Predicting Distresses using Deep Learning of Text Segments in Annual Reports
This work addresses the problem of improving corporate distress prediction accuracy for financial analysts and regulators, representing an incremental advance by extending existing models with text analysis.
The paper tackles corporate distress prediction by incorporating unstructured textual data from annual reports alongside traditional numerical financial variables, finding that this approach provides statistically significant performance enhancement, particularly for large firms, with auditors' reports proving more informative than management statements.
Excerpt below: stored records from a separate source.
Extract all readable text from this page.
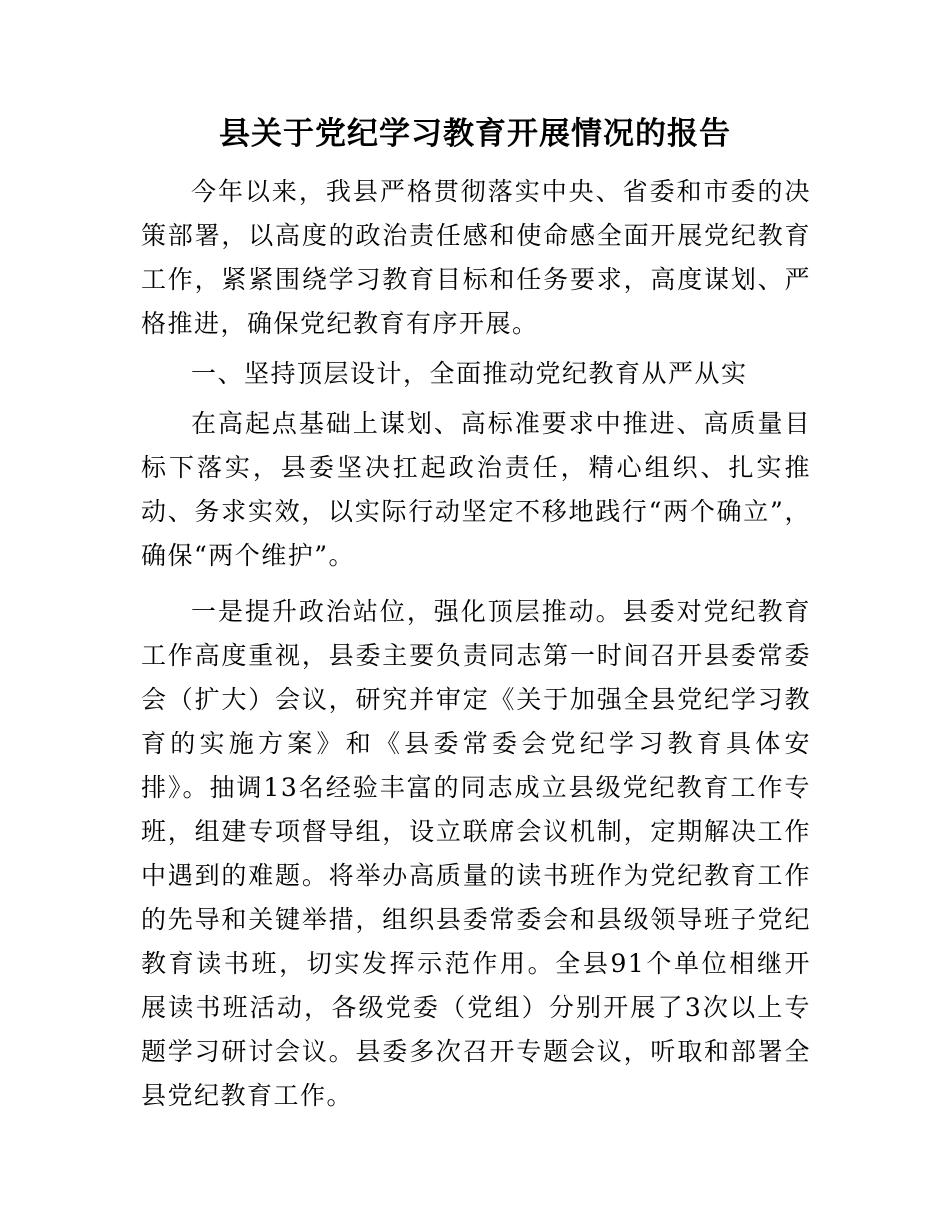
县关于党纪学习教育开展情况的报告

今年以来，我县严格贯彻落实中央、省委和市委的决策部署，以高度的政治责任感和使命感全面开展党纪教育工作，紧紧围绕学习教育目标和任务要求，高度谋划、严格推进，确保党纪教育有序开展。

一、坚持顶层设计，全面推动党纪教育从严从实

在高起点基础上谋划、高标准要求中推进、高质量目标下落实，县委坚决扛起政治责任，精心组织、扎实推动、务求实效，以实际行动坚定不移地践行“两个确立”，确保“两个维护”。

一是提升政治站位，强化顶层推动。县委对党纪教育工作高度重视，县委主要负责同志第一时间召开县委常委会（扩大）会议，研究并审定《关于加强全县党纪学习教育的实施方案》和《县委常委会党纪学习教育具体安排》。抽调13名经验丰富的同志成立县级党纪教育工作专班，组建专项督导组，设立联席会议机制，定期解决工作中遇到的难题。将举办高质量的读书班作为党纪教育工作的先导和关键举措，组织县委常委会和县级领导班子党纪教育读书班，切实发挥示范作用。全县91个单位相继开展读书班活动，各级党委（党组）分别开展了3次以上专题学习研讨会议。县委多次召开专题会议，听取和部署全县党纪教育工作。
Corporate distress models typically only employ the numerical financial variables in the firms' annual reports. We develop a model that employs the unstructured textual data in the reports as well, namely the auditors' reports and managements' statements. Our model consists of a convolutional recurrent neural network which, when concatenated with the numerical financial variables, learns a descriptive representation of the text that is suited for corporate distress prediction. We find that the unstructured data provides a statistically significant enhancement of the distress prediction performance, in particular for large firms where accurate predictions are of the utmost importance. Furthermore, we find that auditors' reports are more informative than managements' statements and that a joint model including both managements' statements and auditors' reports displays no enhancement relative to a model including only auditors' reports. Our model demonstrates a direct improvement over existing state-of-the-art models.